Differences between B&K and PiCO+ make the values obtained with one device not comparable with those obtained with the other. According to our hypothesis, the values provided by B&K may be more informative of the alveoli with a slower time constant while those obtained with PiCO+ are probably unaffected by them. Conversely, according to the latency of 15 seconds observed in healthy volunteers, the values shown by PiCO+ might even refer to phase 2 of CO expiratory trend. In this regard, alveolar inhomogeneities about CO content are probably negligible to detect smoking habit because smokers present increased eCO levels throughout the expiration. By contrast, it is not clear whether initial, mean and end tidal eCO values are equally effective as markers of respiratory or systemic diseases, so that further studies are needed. Finally, it is not clear why PiCO+ displayed eCO values lightly higher than those displayed by B&K above 30 ppm. Since the tests in vitro showed a good accuracy of both devices at those CO levels, the difference of values may hypothetically originate from a different trend of eCO concentration during deep expiration in heavy smokers. Our data suggest that PiCO+ readings can be influenced by the flow of gas through it. The more the flow, the higher the value. Hypothetically, if phase 2 is shorter in heavy smokers, readings of PiCO+ may occur at the time of maximum eCO values and maximum gas flow and this may lead to the reversal of the difference with B&K. Unfortunately, no data are available in literature in this regard.

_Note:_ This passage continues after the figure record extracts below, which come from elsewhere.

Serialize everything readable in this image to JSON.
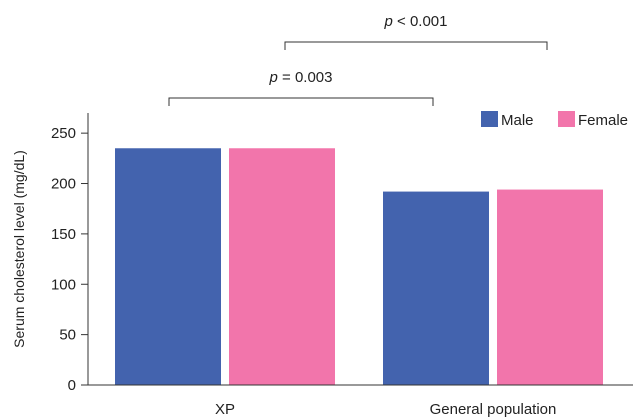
{
  "chart_data": {
    "type": "bar",
    "categories": [
      "XP",
      "General population"
    ],
    "series": [
      {
        "name": "Male",
        "color": "#4363ae",
        "values": [
          235,
          192
        ]
      },
      {
        "name": "Female",
        "color": "#f275ab",
        "values": [
          235,
          194
        ]
      }
    ],
    "ylabel": "Serum cholesterol level (mg/dL)",
    "ylim": [
      0,
      270
    ],
    "yticks": [
      0,
      50,
      100,
      150,
      200,
      250
    ],
    "grid": false,
    "legend_position": "top-right",
    "annotations": [
      {
        "p_symbol": "p",
        "rest": " = 0.003",
        "between": "XP (Male) vs General population (Male)"
      },
      {
        "p_symbol": "p",
        "rest": " < 0.001",
        "between": "XP (Female) vs General population (Female)"
      }
    ]
  }
}
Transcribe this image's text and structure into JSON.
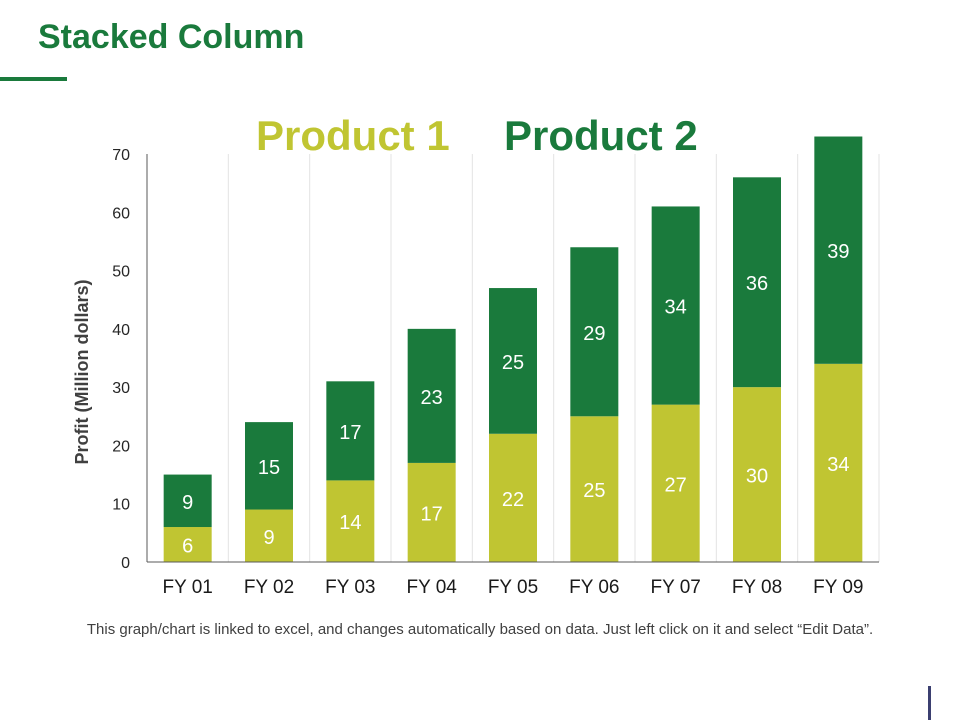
{
  "slide": {
    "title": "Stacked Column",
    "caption": "This graph/chart is linked to excel, and changes automatically based on data. Just left click on it and select “Edit Data”."
  },
  "chart_data": {
    "type": "bar",
    "stacked": true,
    "title": "",
    "xlabel": "",
    "ylabel": "Profit  (Million dollars)",
    "ylim": [
      0,
      70
    ],
    "yticks": [
      0,
      10,
      20,
      30,
      40,
      50,
      60,
      70
    ],
    "categories": [
      "FY 01",
      "FY 02",
      "FY 03",
      "FY 04",
      "FY 05",
      "FY 06",
      "FY 07",
      "FY 08",
      "FY 09"
    ],
    "series": [
      {
        "name": "Product 1",
        "color": "#c0c532",
        "values": [
          6,
          9,
          14,
          17,
          22,
          25,
          27,
          30,
          34
        ]
      },
      {
        "name": "Product 2",
        "color": "#1a7a3c",
        "values": [
          9,
          15,
          17,
          23,
          25,
          29,
          34,
          36,
          39
        ]
      }
    ],
    "legend_position": "top-center",
    "grid": "vertical"
  }
}
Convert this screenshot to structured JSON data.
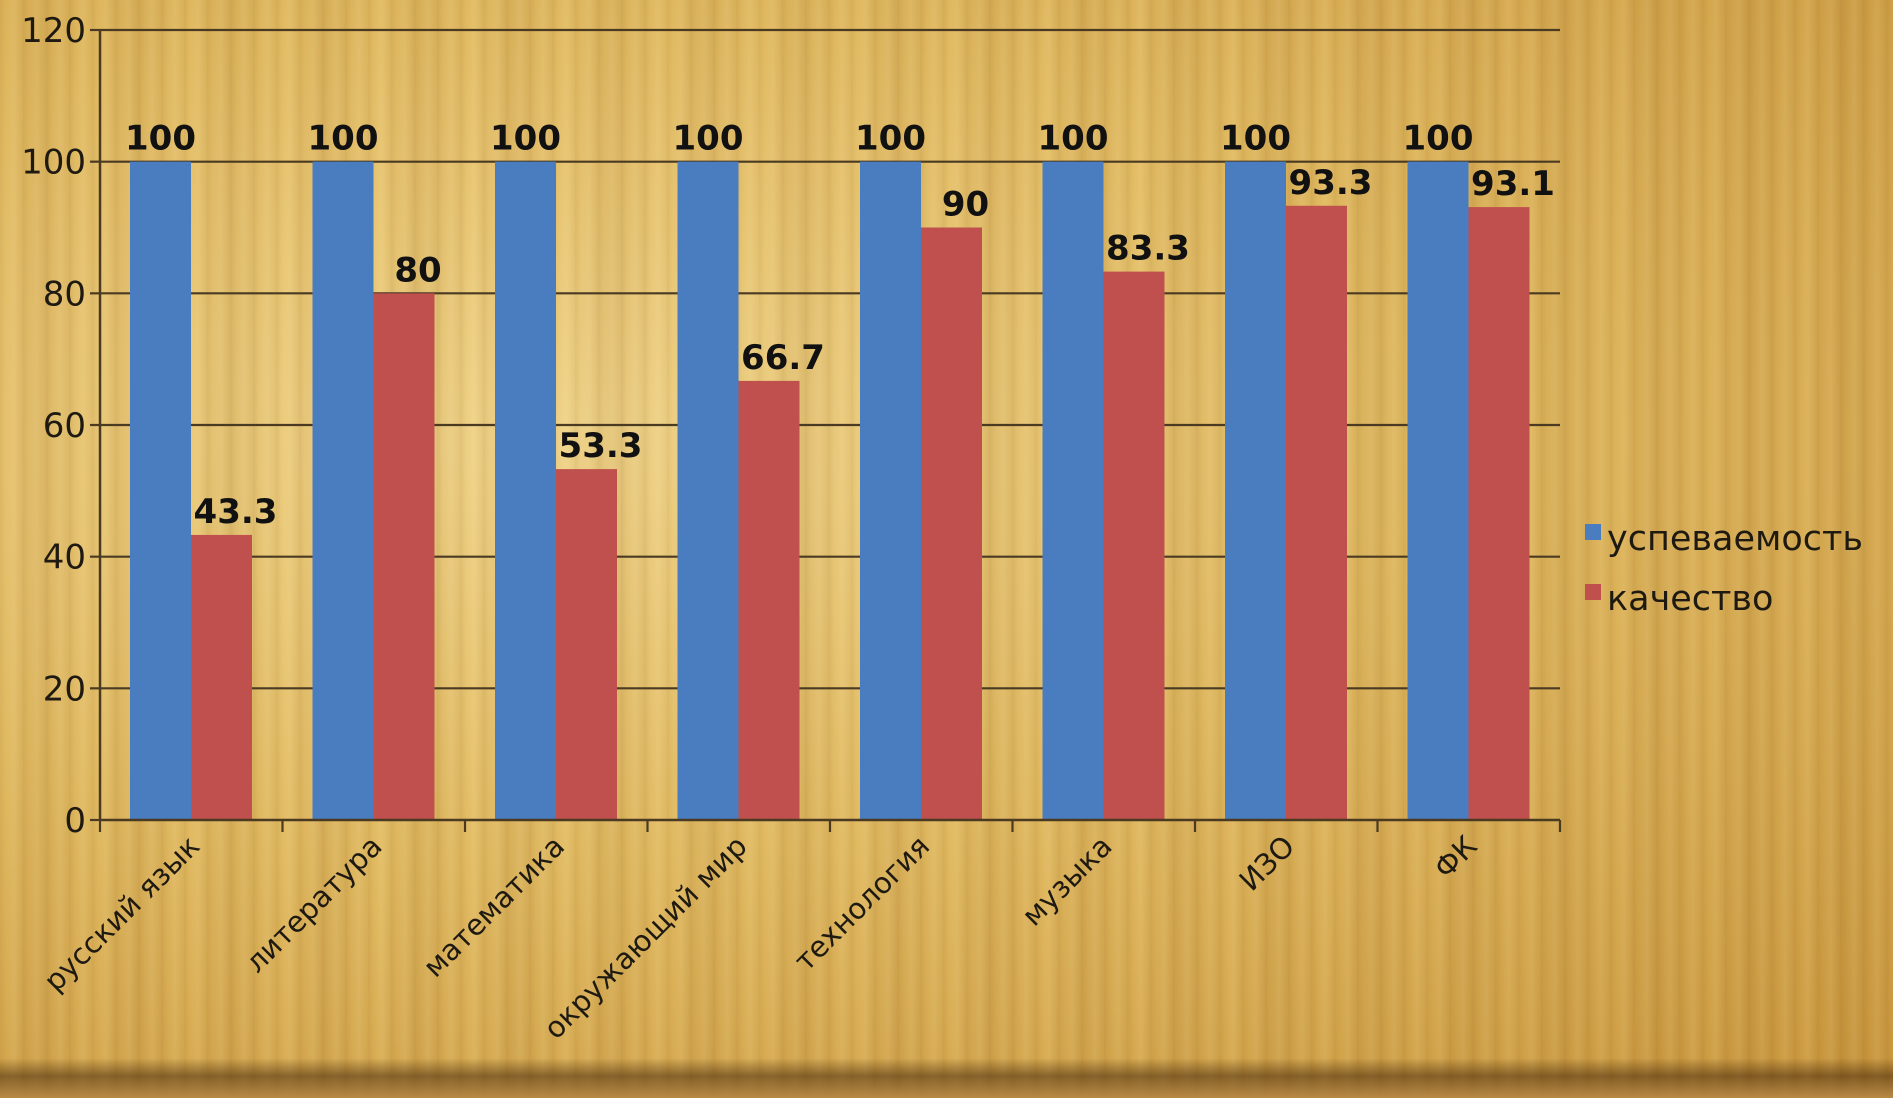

This study has some limits. B&K and PiCO+ were only compared in healthy subjects and potential differences related to the presence of respiratory diseases were not investigated. Besides, the devices and the circuit utilized did not allow isolate measurements of eCO concentration in the last part of expiration. Finally, the devices were not compared in vivo in static conditions, for instance by collecting exhaled gas in a bag. That comparison was deemed unnecessary because the accuracy of the detectors was assessed in vitro with constant gas flows.

Conclusions

B&K and PiCO+ can be both utilized to measure eCO because they exhibited good internal consistency and the measures obtained correlated very well. Nonetheless, values obtained with these devices are not comparable to each other and normal ranges do not coincide. Differences are probably explained because PiCO+ assesses eCO concentration in an earlier stage of expiration than B&K, which performs the analysis in the middle and at the end of expiration. Further studies are needed to evaluate which measurement technique is more effective to investigate the eCO variations induced by respiratory diseases.